The source of these terrifying toxicities are not actually the algae, it is a toxin called microcystin produced by certain species of cyanobacteria, also known as blue-green algae. Incidents have been most common in the Southeast, but the toxin can be found all over the United States as weather becomes warmer and rain becomes more scarce.
Blue-green algae usually flourishes in lakes and other quiet bodies of water, but it can also be found in streams, bodies of salt water, backyard fountains, damp soil, and even on rocks. It most commonly looks like a bluish-green “scum,” or foam at the edge of the water. It may also appear reddish brown, pea green or neon green, or may look like paint or motor oil floating on the surface of the water.
(original image: https://www.cdc.gov/habs/index)
While cyanobacteria toxicity can also affect humans, it is much more common in dogs as they are more likely to ingest water while they swim and play. The algae can also stick to a dog’s fur, which they may later lick off. Signs of toxicity can show up 15 minutes to several days after ingestion and include symptoms associated with liver or neurologic toxins:
Cyanobacteria toxicity can be fast and severe, so prevention is key. Do not allow your dog to play in water if you have any reason to believe algae may be present. If you do allow your dog to spend time in the water, please follow these precautions:
- Check with available local and state agencies that monitor water quality to look for reports of algae blooms or other dangerous contaminants
- Stay away from stagnant ponds or bodies of water, as they are more likely to contain blue-green algae
- Discourage your pet from interacting with backyard ponds, fountains, bird baths, etc.

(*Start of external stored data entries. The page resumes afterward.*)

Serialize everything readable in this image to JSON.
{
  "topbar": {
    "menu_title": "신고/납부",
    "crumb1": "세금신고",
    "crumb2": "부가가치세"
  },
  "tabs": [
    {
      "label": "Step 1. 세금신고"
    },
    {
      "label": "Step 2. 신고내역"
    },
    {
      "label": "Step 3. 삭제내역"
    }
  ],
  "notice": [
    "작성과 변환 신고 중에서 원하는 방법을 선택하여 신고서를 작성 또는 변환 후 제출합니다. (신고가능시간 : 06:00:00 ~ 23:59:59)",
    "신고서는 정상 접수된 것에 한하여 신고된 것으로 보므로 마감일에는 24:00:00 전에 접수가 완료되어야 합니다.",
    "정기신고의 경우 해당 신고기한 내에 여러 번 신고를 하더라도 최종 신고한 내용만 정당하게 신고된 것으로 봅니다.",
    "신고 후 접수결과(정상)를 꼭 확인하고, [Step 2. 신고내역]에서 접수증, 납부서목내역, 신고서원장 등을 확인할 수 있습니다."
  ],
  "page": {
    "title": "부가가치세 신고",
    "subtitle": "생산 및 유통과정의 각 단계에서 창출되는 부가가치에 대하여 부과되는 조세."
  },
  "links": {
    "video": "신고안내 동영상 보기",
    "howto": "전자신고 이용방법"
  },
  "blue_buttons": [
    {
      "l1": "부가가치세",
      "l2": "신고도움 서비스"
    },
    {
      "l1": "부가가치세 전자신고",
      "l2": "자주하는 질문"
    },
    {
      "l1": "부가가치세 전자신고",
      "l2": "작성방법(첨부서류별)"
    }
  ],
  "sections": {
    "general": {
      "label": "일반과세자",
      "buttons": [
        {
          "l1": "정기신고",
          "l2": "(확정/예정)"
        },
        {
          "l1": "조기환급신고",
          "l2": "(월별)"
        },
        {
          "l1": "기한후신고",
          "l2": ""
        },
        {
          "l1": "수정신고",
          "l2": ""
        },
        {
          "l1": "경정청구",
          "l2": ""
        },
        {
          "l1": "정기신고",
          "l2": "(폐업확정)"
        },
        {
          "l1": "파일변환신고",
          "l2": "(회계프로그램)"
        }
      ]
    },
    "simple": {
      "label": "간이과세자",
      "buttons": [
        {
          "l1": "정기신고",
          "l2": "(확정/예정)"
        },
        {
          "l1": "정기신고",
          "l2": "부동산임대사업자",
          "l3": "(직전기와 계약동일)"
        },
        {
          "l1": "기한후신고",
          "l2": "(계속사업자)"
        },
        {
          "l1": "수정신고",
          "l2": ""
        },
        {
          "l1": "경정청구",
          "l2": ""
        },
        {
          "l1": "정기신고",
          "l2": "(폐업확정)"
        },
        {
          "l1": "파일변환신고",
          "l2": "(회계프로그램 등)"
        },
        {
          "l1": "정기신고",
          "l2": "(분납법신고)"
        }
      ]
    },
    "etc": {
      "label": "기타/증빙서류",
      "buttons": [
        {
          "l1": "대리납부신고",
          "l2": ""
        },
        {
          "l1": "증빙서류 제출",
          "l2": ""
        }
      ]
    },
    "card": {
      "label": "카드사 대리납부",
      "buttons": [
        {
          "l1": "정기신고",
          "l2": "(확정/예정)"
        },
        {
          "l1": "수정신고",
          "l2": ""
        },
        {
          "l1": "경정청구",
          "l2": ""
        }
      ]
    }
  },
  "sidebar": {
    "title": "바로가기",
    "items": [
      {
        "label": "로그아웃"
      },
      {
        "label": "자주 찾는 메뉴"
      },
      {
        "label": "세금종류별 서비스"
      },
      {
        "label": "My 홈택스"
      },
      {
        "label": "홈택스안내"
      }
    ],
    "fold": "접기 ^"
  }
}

- Encourage your dog to drink plenty of fresh water, so they are less likely to drink from the water they are playing in
- Wash or rinse your dog well after playing in water, as algae can stick to fur
For more information on blue-green algae or other Harmful Algae Blooms (HABs), visit the CDC website: https://www.cdc.gov/habs/index...
In San Diego County, the following websites monitor water quality and report Harmful Algae Blooms:
California Harmful Algae Blooms Portal: https://mywaterquality.ca.gov/...l
San Diego Beach and Bay Water Quality Program: http://www.sdbeachinfo.com/
In addition, like so many things there’s an App for that! The EPA has launched the CyAN app which helps users monitor Harmful Algae Blooms due to Cyanobacteria: https://www.epa.gov/water-rese...
Microcystin toxicity is considered a dangerous medical emergency, so prevention is key. Stay informed, and if you believe there may be an algae bloom in the water, keep your pet on dry land.